DVD Review: ‘Crime or Punishment?!?’

★★★☆☆

You’d be forgiven for interpreting the title of Keralino Sandorovich’s latest film, Crime or Punishment?!? (2011) as a mistranslated contemporary adaptation of Fyodor Dostoyevsky’s novel about the moral consequences of murder on the human soul. However, whilst Sandorovich’s film is an archetypal example of the quirky comedic output we’ve grown to expect from Japan, it does touch on some interesting themes of guilt, ill-advised infatuation and judicial justice – all told through an abundance of jokes based on bodily fluids and sexual desire.

Ayame (Riko Narumi) is an unsuccessful glamour model, living in the imposing shadow of her former best friend and rival cover girl Momo (Sakura Ando). Ayame gets her big break with a photo-shoot for a well known ‘girly’ magazine, however on its release she’s devastated to discover that her photos have not only been resigned to the back pages but have been printed upside down.

After attempting to steal the magazine from a local newsagent, Ayame is quickly caught. Her punishment is a rather unconventional twist on community service, as she is forced to become police chief for a day. It’s a role she assumes will be purely a PR stunt, however, when the station staff start looking to her for orders she soon realises she’s in deeper than she initially expected – add to this the appearance of her teenage crush, Haruki (Kento Nagayama), a serial killer of women, who’s now a police detective (!?) and Ayame is faced with perhaps the most challenging day of her life.

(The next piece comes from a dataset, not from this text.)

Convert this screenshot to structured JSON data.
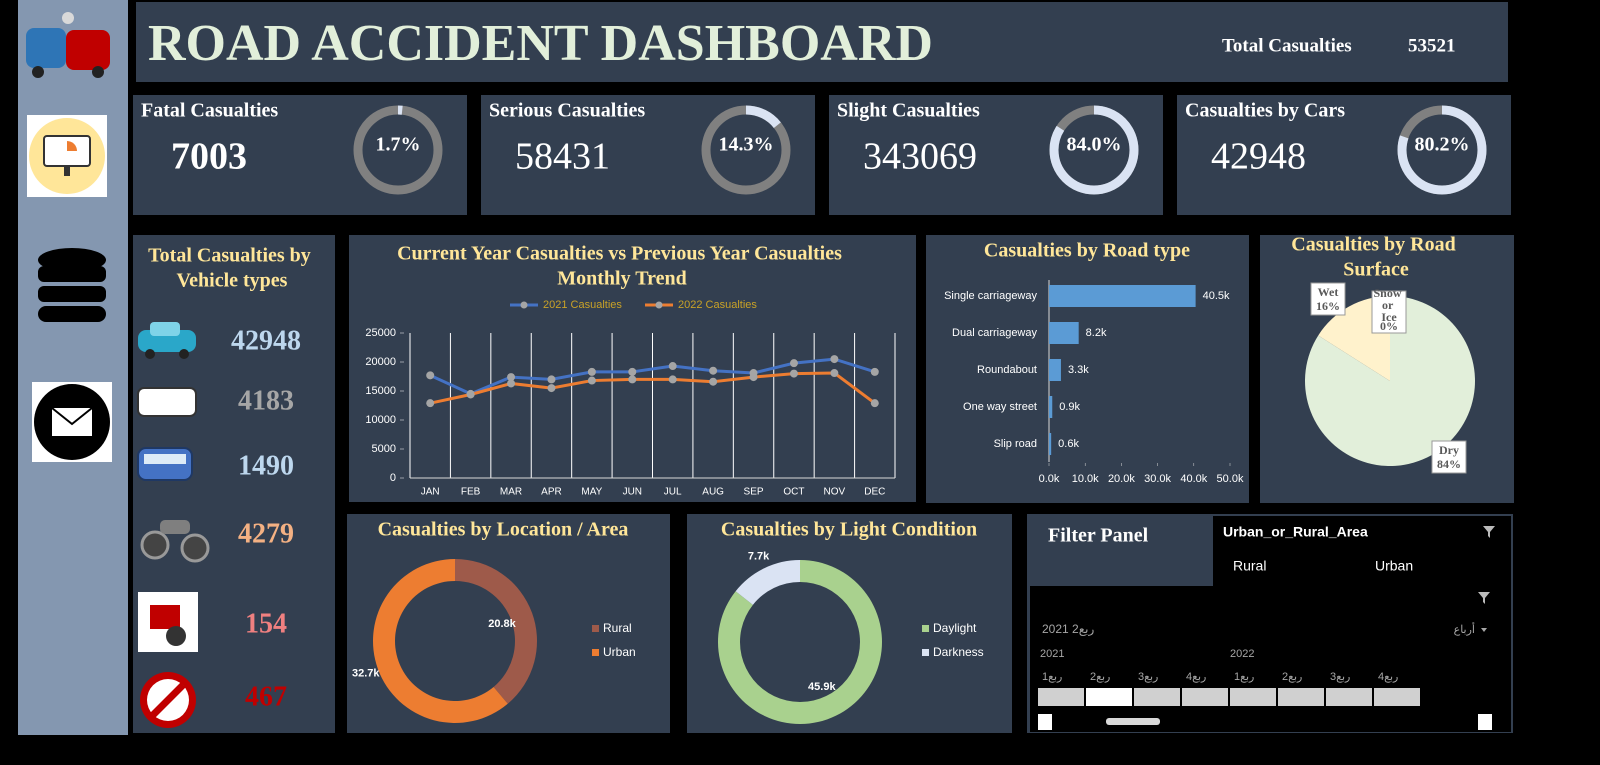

Crime or Punishment?!?’s fractured narrative takes a while to align itself, resulting in what first appears like little more than an autistic script of needlessly crass and over elaborate set pieces with little or no correlation. Indeed, Sandorovich’s movie feels less like a film but rather an uncontrollable concoction of various generic ingredients of quirky Japanese cinema which, whilst initially seeming totally unappetising, thankfully through either some subtle directing skills, or perhaps just blind luck, all boil over into a deranged by thoroughly enjoyable climax.

Narumi as the film’s introverted protagonist is incredibly affable yet somehow seems uncomfortable taking on such a comedic role. Whilst all around her seem perfectly comfortable to throw caution to the wind and rely upon exaggerated physical performances to convey their lines, Narumi’s restrained and reserved approach seems ill-fitting with Sandorovich’s eccentric direction, yet inadvertently her performance creates the stable foundations which allow the film’s wayward script the opportunity to meander before ultimately returning to reality once finally tiring of such hyperactive excursions.

Crime or Punishment?!? is a clear-cut ‘love it or hate it’ film. Fans of wildly elaborate Japanese cinema (and unnecessary urine-based humour) will no doubt become besotted with it, however those who struggle to translate the intrinsically Eastern humour will find an incoherent and wearisome viewing experience.